Medidas para reduzir informalidade do mercado de trabalho virão a público no início do ano, diz ministério

Valor Econômico –

O secretário-executivo do Ministério do Trabalho e Previdência, Bruno Dalcolmo, afirmou nesta terça-feira (30) que as medidas que o governo pretende lançar para reduzir a informalidade no país “chegarão a público” no início do próximo ano. Dalcolmo não detalhou qual será o instrumento utilizado para propor as ações. Ele havia sido questionado sobre a possibilidade de envio de uma medida provisória (MP).

O governo apoiava o conteúdo da MP 1045, que, após mudanças na tramitação, passou a propor a alteração de regras trabalhistas e a criação de três novas formas de acesso ao mercado de trabalho, inclusive sem carteira assinada. O texto foi rejeitado pelo Senado.

Hoje, o ministro do Trabalho e Previdência, Onyx Lorenzoni, voltou a dizer, sem dar detalhes, que “em breve” o governo apresentará medidas para acelerar a criação de oportunidades de emprego para aqueles que estão na informalidade.

‘Não há desaquecimento do mercado de trabalho”

Dalcolmo afirmou ainda que não há desaquecimento do mercado de trabalho formal, mas um processo de “normalização das contratações e demissões”. “Isso é muito bom”, completou.

Em outubro, foram criadas 253.083 novas vagas com carteira assinada, de acordo com os dados do Cadastro Geral de Empregados e Desempregados (Caged). O número é menor que o registrado em meses anteriores (370.062 em agosto e 312.066 em setembro) e também que o verificado em outubro de 2020 (366.295).
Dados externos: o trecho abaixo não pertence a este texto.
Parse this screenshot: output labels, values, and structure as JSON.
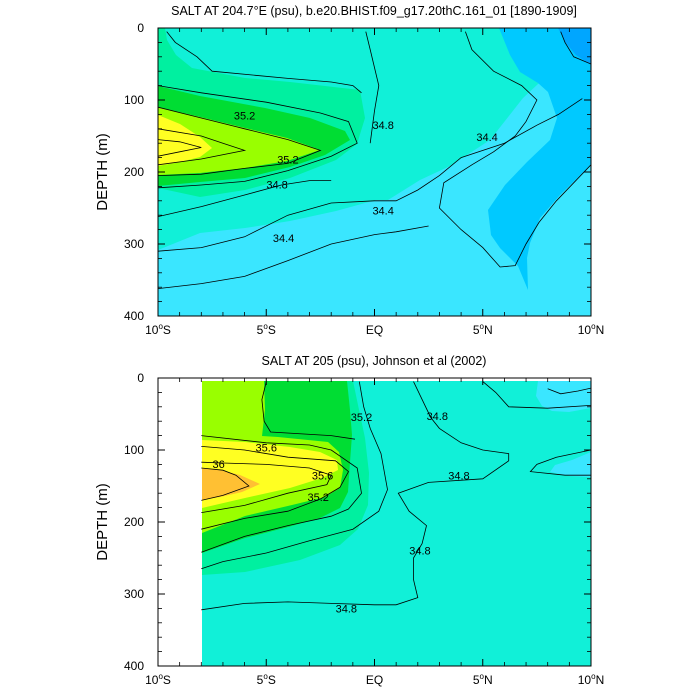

De acordo com Dalcolmo, a contratação foi forte entre as empresas desde o ano passado e há um limite para esse ritmo. Agora, passam a depender mais da dinâmica geral da economia, explicou.

Sobre a queda no salário médio de admissão em outubro, técnicos da pasta afirmaram que há uma tendência de redução no final do ano. A expectativa é de recuperação a partir de janeiro.

Em defesa do Caged

Bruno Dalcolmo aproveitou a apresentação dos dados do mercado de trabalho formal de outubro para fazer uma defesa do Caged. Ele afirmou que, desde o início da pandemia, o Caged foi acusado de estar sendo manipulado e que, com o processo de recuperação da economia, muito se falou nessa possibilidade com o argumento de que os números seriam “bons demais para ser verdade”.

O secretário afirmou que os dados não corroboraram a acusação de subnotificação e que muitos dos especialistas desconsideraram os efeitos do Benefício Emergencial para Preservação de Renda e do Emprego (BEm) na contenção dos desligamentos.

“As bases de dados, sejam quais forem, estão sempre sujeitas a reestimativas”, afirmou. Ele acrescentou que o volume de dados que chegam em atraso ao Caged é ínfimo em relação ao total. Considerando a incorporação de informações enviadas fora do prazo pelas empresas, o saldo de 2020, por exemplo, já foi revisado de 142.690 vagas para 75.883, um número 46,82% menor. As admissões foram revisadas para um número 1,78% maior e os desligamentos ficaram 2,25% maiores.

Dalcolmo afirmou ainda que o Instituto Brasileiro de Geografia e Estatística (IBGE) veio a público nesta terça-feira (30) de forma “bastante corajosa” fazer algo “que se faz em todas as variáveis econômicas”, citando a “a reestimativa e o reenquadramento dos dados de acordo com melhor metodologia disponível”.

O IBGE divulgou que taxa de desemprego no país atingiu 12,6% no terceiro trimestre de 2021. Foi a primeira taxa apresentada com a reponderação da pesquisa, por sexo e idade, para reduzir situações de viés de cobertura nas entrevistas feitas por telefone. Dalcolmo destacou a elevação do volume de empregos formais na pesquisa.

“Isso é fundamental para se entender inclusive o dilema, a discussão que aconteceu no ano passado em termos da diferença entre Pnad e Caged”, afirmou. Ele disse ainda que o país está retomando basicamente o mesmo nível de desocupação de antes da pandemia.